Epilepsy in dogs: causes and symptoms

Epilepsy in dogs is a central nervous system disorder in which seizures occur due to temporary disturbances in normal brain function. Below we describe the possible causes and symptoms of the disease.

About 1-2% of all dogs are affected by epilepsy. The disease is manifested by seizures caused by over-excited nerve cells in the brain. There is primary and secondary epilepsy.

Primary epilepsy in dogs: causes
Primary epilepsy is hereditary. The cause of the seizures in this type of epilepsy is in the quickly and strongly irritable nerve cells in the dog’s brain. Primary epilepsy as a hereditary disease is particularly common in the following breeds:

● Golden Retrievers
● Cocker Spaniels
● German shepherd
● Collie
● Beagles
● boxers
● Vizsla
● Labrador Retrievers

The causes of secondary epilepsy in dogs
Secondary epilepsy is not congenital but is triggered by other factors such as poisoning, liver, kidney or brain diseases. The seizures can also be triggered when the dog’s severely imbalanced salt or water balance.

Symptoms of epilepsy before an attack
Some symptoms may already indicate that your dog is about to suffer an epilepsy attack. These include:

● Restlessness, anxiety and excessive attachment.
● Different movement behaviour of your dog, such as increased licking of the lips.
● Altered bodily functions such as increased salivation, vomiting or urinating.
● Excessive attempts to attract attention by barking or yelping.
● Your dog withdraws or hides.

Symptoms of an epilepsy attack
During a seizure, the dog falls on its side. Symptoms include violent muscle spasms, the animal’s eyes are rolled up, its legs stretched out stiffly, and it makes rowing movements.

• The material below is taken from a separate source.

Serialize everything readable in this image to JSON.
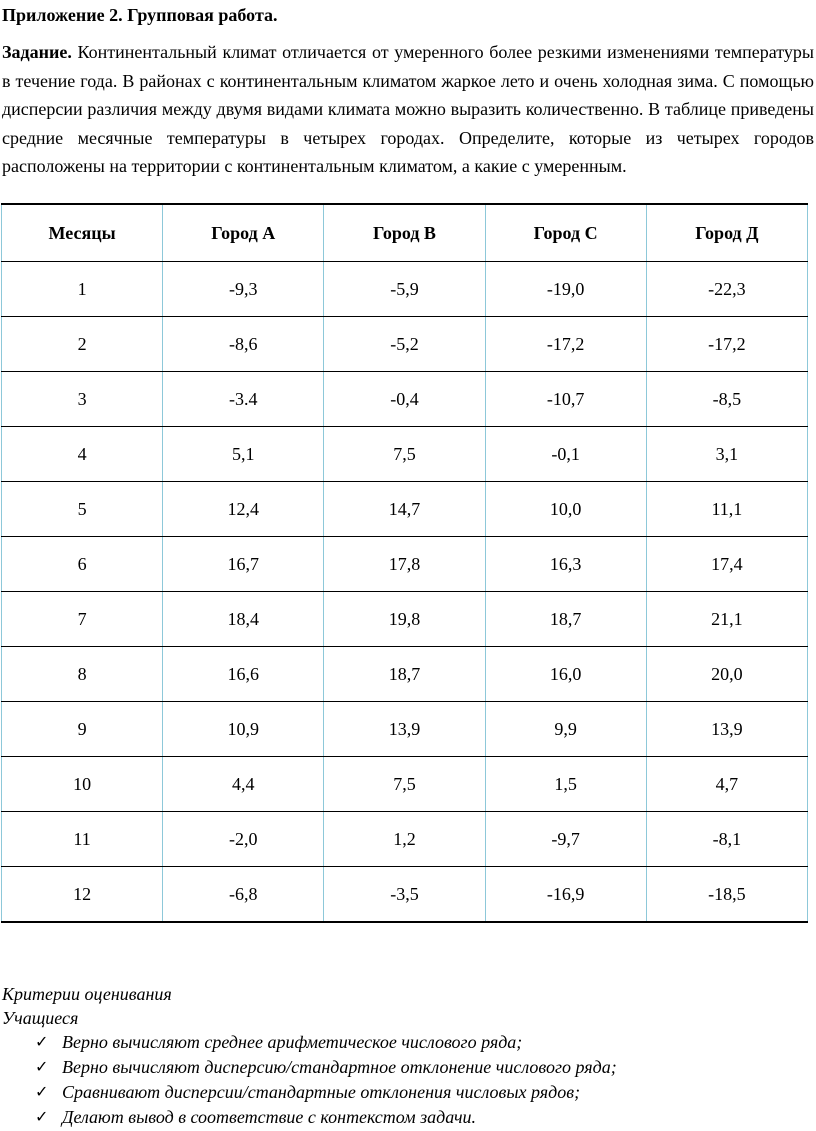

Some dogs drool heavily, wet themselves, or defecate during an attack. The four-legged friends are unconscious during a seizure and do not react when spoken to. The episodes that manifest epilepsy can vary in severity and last for several minutes.

Partial seizures, in which only individual muscle areas of the dog are affected, also occur. Note: Treating a dog with epilepsy should be done by a veterinarian, even if you may not be able to get to the doctor’s office in time during the seizure. He can also determine the causes.